On a découvert Jane Weaver comme à peu près tout le monde il y a une dizaine d’années. Son album d’alors, The Fallen By Watchbird, en avait scotché plus d’un, augurant d’un des parcours féminins et électroniques les plus riches et singuliers de l’ère moderne. La compositrice de Liverpool officie désormais depuis quasiment vingt ans, dans un registre qu’elle recompose et décentre au gré de ses expériences en studio. Jane Weaver est tantôt folk, psychédélique, rock. Elle habite un territoire électro où on a le sentiment souvent d’évoluer dans un futur proche, Est européen, une succession de bandes son exotiques et passionnantes où affleure toujours une féminité sensuelle et en permanente recherche de vérité.

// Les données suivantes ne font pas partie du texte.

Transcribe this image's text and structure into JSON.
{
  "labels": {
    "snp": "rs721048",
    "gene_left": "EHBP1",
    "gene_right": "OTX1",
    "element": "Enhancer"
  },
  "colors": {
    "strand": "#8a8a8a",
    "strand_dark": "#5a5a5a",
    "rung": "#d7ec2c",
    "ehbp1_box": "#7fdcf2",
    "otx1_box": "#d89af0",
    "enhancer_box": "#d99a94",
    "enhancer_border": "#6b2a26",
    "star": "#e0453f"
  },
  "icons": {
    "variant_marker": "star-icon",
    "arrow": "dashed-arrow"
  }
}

Loops In The Secret Society est venu d’une série de lives que l’artiste a donnée en s’imposant la contrainte de ne pas utiliser de bandes et donc de tout jouer en direct. Le défi est immense quand on connaît un peu sa manière de composer qui consiste à empiler les couches de musique et à assembler une structure monstrueusement compliquée et éphémère, autour d’un squelette ou d’une mélodie à deux doigts. Jane Weaver a profité de ces concerts pour revisiter des morceaux venus de toute sa discographie. C’est cette expérience que prolonge Loops In The Secret Society, un album aussi déroutant que somptueux.
La recomposition des morceaux leur donne une saveur nouvelle. Le ton est spatial à l’entame avec les grandioses Element et Milk Loop. Mais c’est l’incroyable Arrows qui donne le ton et la mesure du dépouillement à l’œuvre. La chanson est ramenée à sa plus simple expression : une voix d’ange, posée sur une pulsation élémentaire. Jane Weaver met un reverb sur sa voix et nous propulse dans une sorte d’outre-monde futuriste, nébuleux et nuageux. On a clairement ici le sentiment d’évoluer en apesanteur. Jane Weaver expérimente sur HAK au point d’effrayer. On pense à Can et aux grands expérimentateurs. Le krautrock cotoye le spacerock mais aussi la synthpop (Did you see butterflies) sans aucune trace d’effort. Avec ses 22 titres qui alternent les instrumentaux et les pièces chantées, mais évoluent aussi dans des genres très différents, Loops in the Secret Society est un album roboratif mais aussi étonnamment homogène. Mission Desire fait office de tube à la Kraftwerk et fait le grand écart avec le quasi gothique et sépulcral Found Birds. La balade est prodigieuse et hypnotique. Il y a dans cette électro une vie propre, des parfums naturels (Majic Milk, par exemple, qui est à tomber) et biologiques qui émeuvent et transforment ce qui est d’essence technologique en un monument de sensibilité organique. Jane Weaver continue après quasiment deux décennies de musique à surprendre et à fasciner par sa capacité à animer des structures électroniques qui relèvent à la fois de la pop et de la musique classique. On marche dans les pas de Debussy, en même temps qu’on entend les machines qui respirent et discutent entre elles.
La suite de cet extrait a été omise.